If you have been attacked or assaulted while driving for Uber, you should report the crime to the local authorities right away. Your attacker deserves to face the consequences of their criminal behavior.
In some circumstances, you may also have grounds for a civil claim through which you can seek financial compensation. Your attacker going to jail may help you feel safer and give you a sense of justice, but this outcome won’t help you heal and recover from the physical wounds you have suffered or the emotional trauma of the assault. Compensation obtained through an Uber driver assault lawsuit can help you afford the care you need to make the best possible recovery.
This compensation can also help make you (and your family) financially whole. In some cases, Uber drivers injured in assaults while working for the rideshare company may have the grounds to seek compensation for lost wages. Your injuries may, temporarily or permanently, cause you to miss out on the income you used to earn as an Uber driver. The disabilities that can result from a serious assault may also prevent you from earning income in other capacities. If driving for Uber was a part-time side hustle you performed along with your full-time job, your injuries may prevent you from returning to your full-time job, as well.
How do you go about seeking financial compensation for an Uber driver assault?
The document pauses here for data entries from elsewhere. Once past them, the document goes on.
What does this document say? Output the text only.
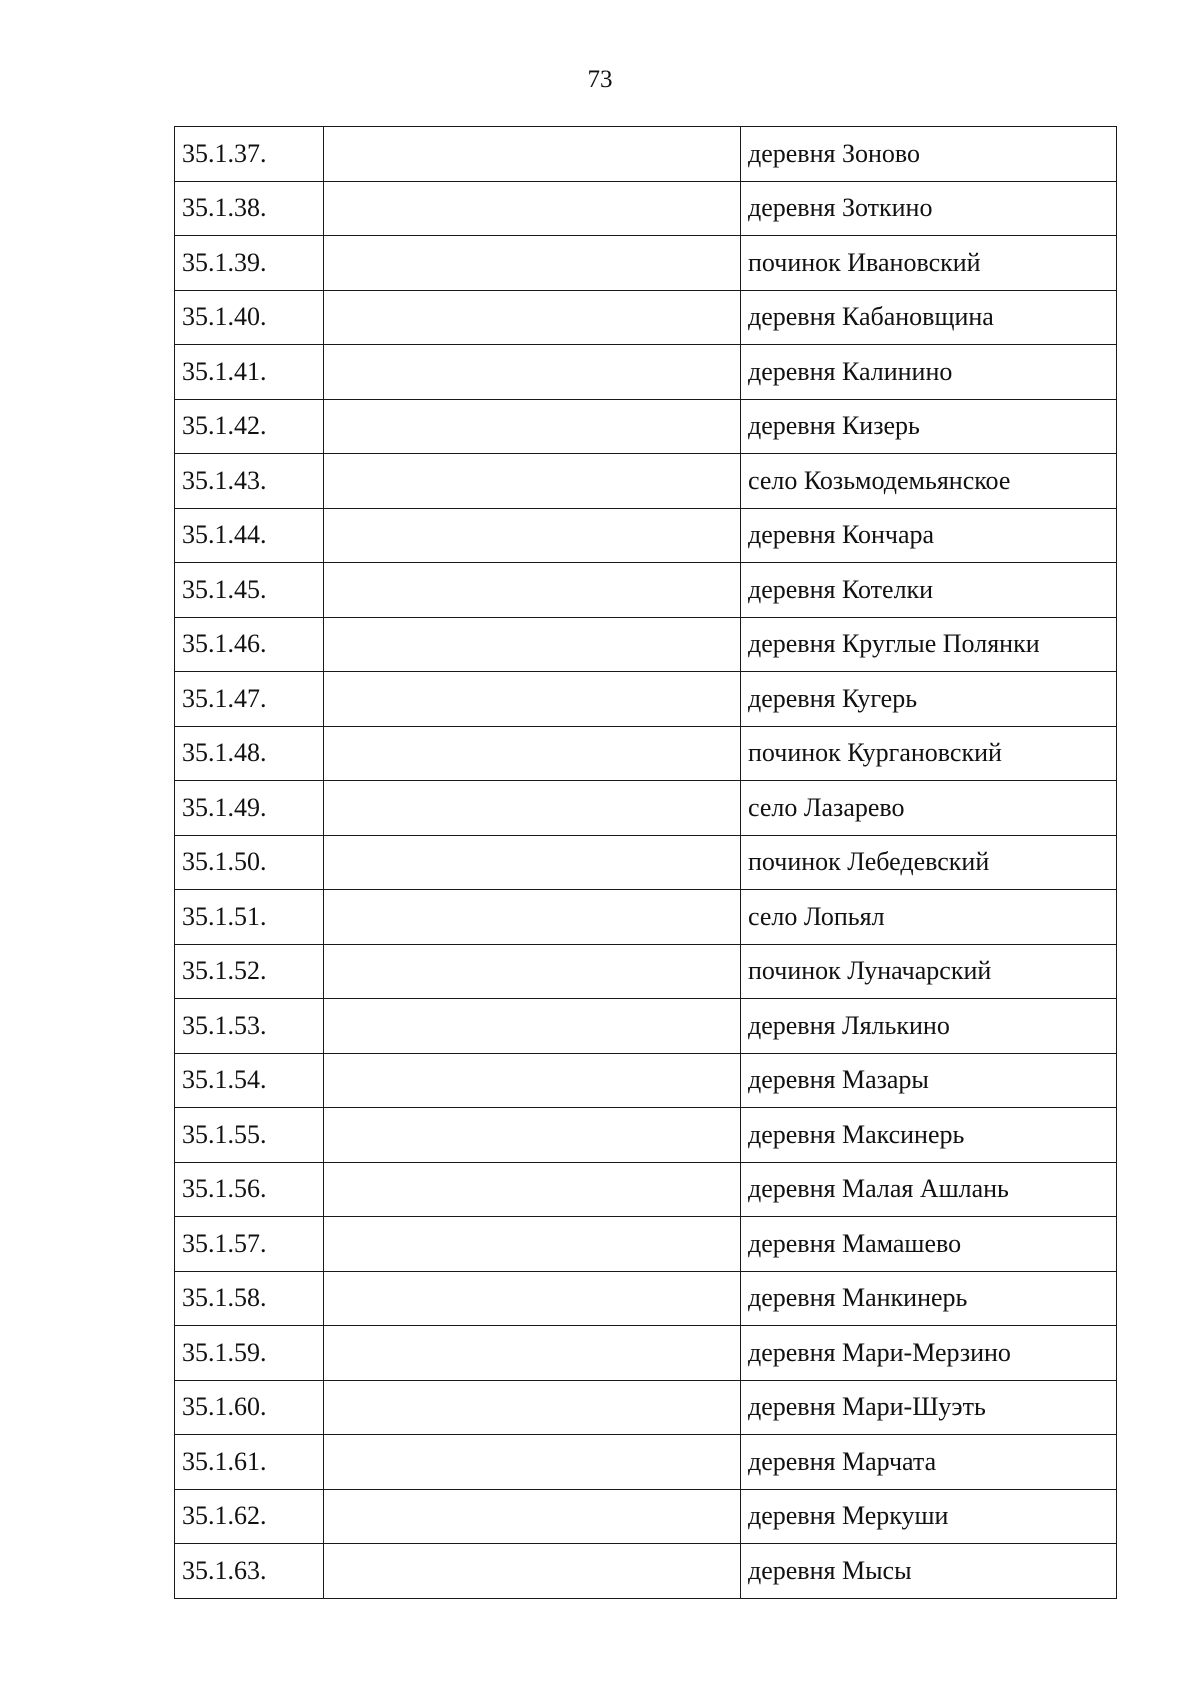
73
35.1.37.		деревня Зоново
35.1.38.		деревня Зоткино
35.1.39.		починок Ивановский
35.1.40.		деревня Кабановщина
35.1.41.		деревня Калинино
35.1.42.		деревня Кизерь
35.1.43.		село Козьмодемьянское
35.1.44.		деревня Кончара
35.1.45.		деревня Котелки
35.1.46.		деревня Круглые Полянки
35.1.47.		деревня Кугерь
35.1.48.		починок Кургановский
35.1.49.		село Лазарево
35.1.50.		починок Лебедевский
35.1.51.		село Лопьял
35.1.52.		починок Луначарский
35.1.53.		деревня Лялькино
35.1.54.		деревня Мазары
35.1.55.		деревня Максинерь
35.1.56.		деревня Малая Ашлань
35.1.57.		деревня Мамашево
35.1.58.		деревня Манкинерь
35.1.59.		деревня Мари-Мерзино
35.1.60.		деревня Мари-Шуэть
35.1.61.		деревня Марчата
35.1.62.		деревня Меркуши
35.1.63.		деревня Мысы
You’re going to need an experienced NJ Uber driver assault attorney who understands the intricacies of the law and the complex legal process. When you choose Console & Associates, P.C. to represent you in your New Jersey Uber driver assault claim, we’ll handle every aspect of your claim. We’ll take care of the legal requirements, so you can just focus on your recovery.
The last thing you need right now is another source of stress, like worrying about expensive legal fees. That’s why Console & Associates, P.C. represents all of our clients on a no-win, no-fee basis. You’ll pay nothing upfront for our legal services, and you will only ever owe in attorneys’ fees a fraction of the compensation we succeed in getting for you.